Support the full ISO 639-3 list of languages #10578 #10762

stevenwinship · 2024-08-08T16:03:18Z

What this PR does / why we need it: Some codes are still not managed. In the cases encountered, frm (Medieval French) and fro (Old French).

Which issue(s) this PR closes: Figure out whether, or how to support the extended ISO 639-3 list of languages #8578

Special notes for your reviewer:

Suggestions on how to test this: start with preexisting datasets created by older version of dataverse
Follow Update the Citation metadata block from release notes. Make sure the languages are the same and that some new languages can be added

Does this PR introduce a user interface change? If mockups are available, please link/include them here:

Is there a release notes update needed for this change?: Yes. to be included in this PR

Additional documentation: The ISO data was downloaded from
https://iso639-3.sil.org/code_tables/download_tables#Complete%20Code%20Tables:~:text=iso%2D639%2D3_Code_Tables_20240415.zip

pdurbin

I eyeballed the list (not that I really know what I'm looking at) and left a comment inline.

pdurbin · 2024-08-08T18:14:20Z

scripts/api/data/metadatablocks/citation.tsv

+	language	French	fra	1960	fra	fre	fr
+	language	French Sign Language	fsl	1961	fsl
+	language	Friulian	fur	1962	fur
+	language	Fula, Fulah, Pulaar, Pular, Fulah, Pulaar, Pular	ful	1963	ful	ff	Fula	Fulah	Pular	Pulaar


Why does ful have seven variations? At https://en.wikipedia.org/wiki/ISO_639:f they give it a single English name.

Perhaps the release note could indicate the source of the data.

I downloaded a zip from https://iso639-3.sil.org/code_tables/download_tables#Complete%20Code%20Tables (I'm not sure if this is the right place) and I only see one name, not seven:

pdurbin@beamish ~ % cd ~/Downloads/iso-639-3_Code_Tables_20240415 pdurbin@beamish iso-639-3_Code_Tables_20240415 % ls iso-639-3-macrolanguages.tab iso-639-3.tab iso-639-3_Name_Index.tab iso-639-3_Retirements.tab pdurbin@beamish iso-639-3_Code_Tables_20240415 % ack Fulah iso-639-3_Name_Index.tab 2069:ful Fulah Fulah iso-639-3.tab 1978:ful ful ful ff M L Fulah

(Later I noticed that "Divehi, Dhivehi, Maldivian, Dhivehi" has four values.)

Is there a script we can add to this pull request that was used to put these values into the tsv file? What process do we follow if we need to update the list in a few years? Should we put something in the dev guide?

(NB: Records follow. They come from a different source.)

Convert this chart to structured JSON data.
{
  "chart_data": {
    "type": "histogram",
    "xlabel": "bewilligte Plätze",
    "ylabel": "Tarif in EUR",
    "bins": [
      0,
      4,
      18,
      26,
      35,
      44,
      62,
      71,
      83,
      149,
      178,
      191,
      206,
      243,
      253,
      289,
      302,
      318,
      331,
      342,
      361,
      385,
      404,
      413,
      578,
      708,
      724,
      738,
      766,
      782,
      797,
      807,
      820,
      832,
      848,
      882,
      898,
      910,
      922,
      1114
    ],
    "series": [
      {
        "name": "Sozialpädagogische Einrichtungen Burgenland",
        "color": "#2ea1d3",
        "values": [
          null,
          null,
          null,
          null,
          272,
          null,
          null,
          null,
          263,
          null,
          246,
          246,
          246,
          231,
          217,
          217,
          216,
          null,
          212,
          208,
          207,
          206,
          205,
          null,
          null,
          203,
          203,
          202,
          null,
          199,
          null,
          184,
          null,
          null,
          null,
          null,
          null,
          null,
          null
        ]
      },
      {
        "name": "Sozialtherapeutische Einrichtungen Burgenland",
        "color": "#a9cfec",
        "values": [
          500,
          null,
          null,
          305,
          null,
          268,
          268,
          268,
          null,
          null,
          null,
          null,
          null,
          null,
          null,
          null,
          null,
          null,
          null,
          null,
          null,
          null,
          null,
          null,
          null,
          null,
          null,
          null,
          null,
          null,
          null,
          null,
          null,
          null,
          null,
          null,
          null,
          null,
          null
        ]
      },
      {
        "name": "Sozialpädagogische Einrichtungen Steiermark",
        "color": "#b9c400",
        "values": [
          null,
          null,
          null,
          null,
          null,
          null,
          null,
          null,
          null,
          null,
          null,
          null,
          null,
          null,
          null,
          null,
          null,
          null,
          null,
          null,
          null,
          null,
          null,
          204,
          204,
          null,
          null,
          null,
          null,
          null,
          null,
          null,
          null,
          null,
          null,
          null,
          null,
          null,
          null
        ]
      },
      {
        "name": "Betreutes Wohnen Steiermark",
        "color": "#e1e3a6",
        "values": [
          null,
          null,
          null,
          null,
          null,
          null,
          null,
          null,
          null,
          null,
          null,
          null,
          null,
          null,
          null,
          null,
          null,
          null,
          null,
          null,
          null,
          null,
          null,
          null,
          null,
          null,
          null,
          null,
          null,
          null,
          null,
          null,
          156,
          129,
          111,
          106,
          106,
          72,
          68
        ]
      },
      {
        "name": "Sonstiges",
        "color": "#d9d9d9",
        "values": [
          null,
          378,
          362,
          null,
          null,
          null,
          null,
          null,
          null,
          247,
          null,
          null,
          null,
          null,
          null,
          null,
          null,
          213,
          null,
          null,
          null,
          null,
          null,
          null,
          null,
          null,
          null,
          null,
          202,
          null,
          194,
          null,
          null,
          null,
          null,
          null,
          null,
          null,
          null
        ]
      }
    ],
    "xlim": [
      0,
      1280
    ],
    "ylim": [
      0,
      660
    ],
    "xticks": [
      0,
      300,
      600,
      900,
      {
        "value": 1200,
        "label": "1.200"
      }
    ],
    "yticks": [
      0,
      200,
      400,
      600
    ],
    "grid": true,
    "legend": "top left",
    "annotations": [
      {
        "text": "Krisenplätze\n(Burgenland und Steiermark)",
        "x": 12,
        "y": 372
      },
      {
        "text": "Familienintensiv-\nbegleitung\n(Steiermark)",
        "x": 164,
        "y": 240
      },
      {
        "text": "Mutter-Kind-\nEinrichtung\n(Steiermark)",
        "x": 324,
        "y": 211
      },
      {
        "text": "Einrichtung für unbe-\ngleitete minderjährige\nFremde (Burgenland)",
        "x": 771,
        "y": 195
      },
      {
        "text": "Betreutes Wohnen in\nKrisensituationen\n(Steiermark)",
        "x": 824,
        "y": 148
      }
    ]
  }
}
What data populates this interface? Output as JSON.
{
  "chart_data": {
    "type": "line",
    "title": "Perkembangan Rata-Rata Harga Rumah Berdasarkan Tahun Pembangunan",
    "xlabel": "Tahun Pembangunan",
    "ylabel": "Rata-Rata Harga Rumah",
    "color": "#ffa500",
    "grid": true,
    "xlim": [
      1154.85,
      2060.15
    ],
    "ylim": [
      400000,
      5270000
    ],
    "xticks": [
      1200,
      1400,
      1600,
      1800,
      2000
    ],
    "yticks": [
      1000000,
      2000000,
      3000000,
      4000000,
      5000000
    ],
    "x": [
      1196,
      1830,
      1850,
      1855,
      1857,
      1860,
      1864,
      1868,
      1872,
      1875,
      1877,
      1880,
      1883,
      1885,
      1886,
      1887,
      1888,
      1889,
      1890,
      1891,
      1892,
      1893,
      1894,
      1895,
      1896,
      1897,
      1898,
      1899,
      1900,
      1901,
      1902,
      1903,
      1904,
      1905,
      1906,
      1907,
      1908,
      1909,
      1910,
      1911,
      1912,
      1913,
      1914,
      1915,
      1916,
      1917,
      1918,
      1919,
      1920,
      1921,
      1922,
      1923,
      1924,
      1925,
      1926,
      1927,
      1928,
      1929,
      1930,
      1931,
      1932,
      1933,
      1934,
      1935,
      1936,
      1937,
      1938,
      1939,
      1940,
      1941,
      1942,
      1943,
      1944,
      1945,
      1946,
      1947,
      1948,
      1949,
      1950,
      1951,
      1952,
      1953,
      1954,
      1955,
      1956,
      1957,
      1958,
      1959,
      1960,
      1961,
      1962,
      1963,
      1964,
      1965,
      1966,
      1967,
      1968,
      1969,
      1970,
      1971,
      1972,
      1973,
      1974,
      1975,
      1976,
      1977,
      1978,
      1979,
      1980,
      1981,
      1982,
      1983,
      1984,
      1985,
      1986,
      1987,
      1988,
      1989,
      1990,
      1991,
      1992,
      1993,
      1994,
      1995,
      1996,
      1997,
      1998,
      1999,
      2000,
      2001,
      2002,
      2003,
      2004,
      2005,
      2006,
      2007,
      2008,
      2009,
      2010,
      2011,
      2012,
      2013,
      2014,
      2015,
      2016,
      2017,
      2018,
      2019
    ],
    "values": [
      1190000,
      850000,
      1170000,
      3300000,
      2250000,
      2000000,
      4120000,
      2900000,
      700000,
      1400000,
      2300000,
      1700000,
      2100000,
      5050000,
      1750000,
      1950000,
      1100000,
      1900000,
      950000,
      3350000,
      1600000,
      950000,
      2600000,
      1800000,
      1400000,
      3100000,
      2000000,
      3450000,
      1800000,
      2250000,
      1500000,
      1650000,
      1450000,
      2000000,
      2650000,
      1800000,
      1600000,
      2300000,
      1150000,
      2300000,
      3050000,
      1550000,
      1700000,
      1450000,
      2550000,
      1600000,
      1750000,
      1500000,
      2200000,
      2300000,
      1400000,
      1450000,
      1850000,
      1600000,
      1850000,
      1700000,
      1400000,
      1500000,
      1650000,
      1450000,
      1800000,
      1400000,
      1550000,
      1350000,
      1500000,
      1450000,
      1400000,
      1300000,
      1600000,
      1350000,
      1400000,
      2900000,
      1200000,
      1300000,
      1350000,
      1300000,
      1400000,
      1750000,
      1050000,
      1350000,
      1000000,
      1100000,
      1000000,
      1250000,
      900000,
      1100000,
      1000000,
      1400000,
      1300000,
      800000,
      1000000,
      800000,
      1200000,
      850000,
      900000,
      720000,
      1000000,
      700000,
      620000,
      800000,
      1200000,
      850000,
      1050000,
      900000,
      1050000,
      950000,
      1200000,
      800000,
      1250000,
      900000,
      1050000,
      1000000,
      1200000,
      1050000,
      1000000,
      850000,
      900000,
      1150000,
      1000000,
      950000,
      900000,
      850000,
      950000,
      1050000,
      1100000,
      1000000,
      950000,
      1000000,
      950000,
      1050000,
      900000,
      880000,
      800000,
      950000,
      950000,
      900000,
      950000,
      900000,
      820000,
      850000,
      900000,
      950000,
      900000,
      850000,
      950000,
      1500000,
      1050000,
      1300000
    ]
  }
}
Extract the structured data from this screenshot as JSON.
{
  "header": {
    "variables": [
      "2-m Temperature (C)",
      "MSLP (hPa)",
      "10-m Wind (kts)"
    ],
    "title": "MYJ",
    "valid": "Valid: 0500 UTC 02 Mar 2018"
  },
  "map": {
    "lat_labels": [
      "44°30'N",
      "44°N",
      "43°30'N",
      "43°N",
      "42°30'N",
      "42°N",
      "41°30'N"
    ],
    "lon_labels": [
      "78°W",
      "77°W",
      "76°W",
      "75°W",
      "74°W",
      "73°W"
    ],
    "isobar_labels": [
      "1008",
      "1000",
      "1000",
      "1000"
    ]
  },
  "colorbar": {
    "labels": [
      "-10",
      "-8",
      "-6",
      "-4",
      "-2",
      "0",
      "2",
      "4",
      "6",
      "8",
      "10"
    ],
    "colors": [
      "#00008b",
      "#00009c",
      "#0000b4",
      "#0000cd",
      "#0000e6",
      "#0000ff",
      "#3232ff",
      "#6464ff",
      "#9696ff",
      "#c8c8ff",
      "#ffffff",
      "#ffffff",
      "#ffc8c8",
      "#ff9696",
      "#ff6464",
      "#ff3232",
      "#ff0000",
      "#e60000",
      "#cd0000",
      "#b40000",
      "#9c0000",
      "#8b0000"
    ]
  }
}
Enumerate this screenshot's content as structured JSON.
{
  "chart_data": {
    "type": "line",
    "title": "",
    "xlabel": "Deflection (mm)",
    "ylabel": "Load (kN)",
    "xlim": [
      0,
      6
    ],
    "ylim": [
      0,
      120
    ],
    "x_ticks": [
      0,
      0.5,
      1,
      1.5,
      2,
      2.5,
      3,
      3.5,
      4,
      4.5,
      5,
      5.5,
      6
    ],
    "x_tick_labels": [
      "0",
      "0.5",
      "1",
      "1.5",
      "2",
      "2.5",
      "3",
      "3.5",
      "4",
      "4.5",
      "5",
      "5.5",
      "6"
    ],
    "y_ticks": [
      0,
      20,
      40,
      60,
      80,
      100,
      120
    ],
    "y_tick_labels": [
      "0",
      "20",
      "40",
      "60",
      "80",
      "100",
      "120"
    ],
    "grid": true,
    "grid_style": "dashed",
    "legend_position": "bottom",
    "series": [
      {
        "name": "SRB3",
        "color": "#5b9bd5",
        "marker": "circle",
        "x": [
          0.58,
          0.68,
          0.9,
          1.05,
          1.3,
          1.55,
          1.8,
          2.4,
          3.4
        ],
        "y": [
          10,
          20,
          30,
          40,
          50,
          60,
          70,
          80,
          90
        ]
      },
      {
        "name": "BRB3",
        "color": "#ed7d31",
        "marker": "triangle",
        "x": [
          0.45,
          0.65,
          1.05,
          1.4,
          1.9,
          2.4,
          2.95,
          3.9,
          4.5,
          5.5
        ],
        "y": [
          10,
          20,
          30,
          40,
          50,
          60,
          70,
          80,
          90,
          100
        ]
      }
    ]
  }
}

Already fixed it. Or at least most.

We had some of these aliases like Pular in our old block - possibly from their 639-1 /639-2 sources. It looks like the merge method resulted in some duplicates (like Pular showing twice) which are what looks like it got fixed. There's a further issue though with this example and perhaps others: Pular is listed separately as
fuf I L Pular
in the ISO file and Pulaar is
fuc I L Pulaar

Right now, I don't see fuf or fuc in the citation block and if they were there (I think they should be), they shouldn't still be listed as alternates for ful (which may have been true with 639-1/2).

I'm not sure how to automate unscrambling that. Almost seems like manually going through the existing 187 entries to see if they've been split or dropped, etc. is going to be needed. (Maybe automation can pull out all the lines where we have extra alternates so those can be the ones to focus on.)

I merge with our original tsv file. That file has Pulaar mapped to ful

language Fula, Fulah, Pulaar, Pular ful 48 ful ff Fula Fulah Pulaar Pular

I added the source of the ISO file in the release notes

qqmyers · 2024-08-14T18:57:46Z

scripts/api/data/metadatablocks/citation.tsv

+	language	French	fra	1960	fra	fre	fr
+	language	French Sign Language	fsl	1961	fsl
+	language	Friulian	fur	1962	fur
+	language	Fula, Fulah, Pular, Pulaar	ful	1963	ful	ff	Fula	Fulah	fuc	Pular	fuf	Pulaar


In iso-639-3.tab, I see

fuc I L Pulaar fuf I L Pular ful ful ful ff M L Fulah

which means these are not the same language (as I assume they were considered on 639-1 or 639-2 where we got the original entry with all of these together.)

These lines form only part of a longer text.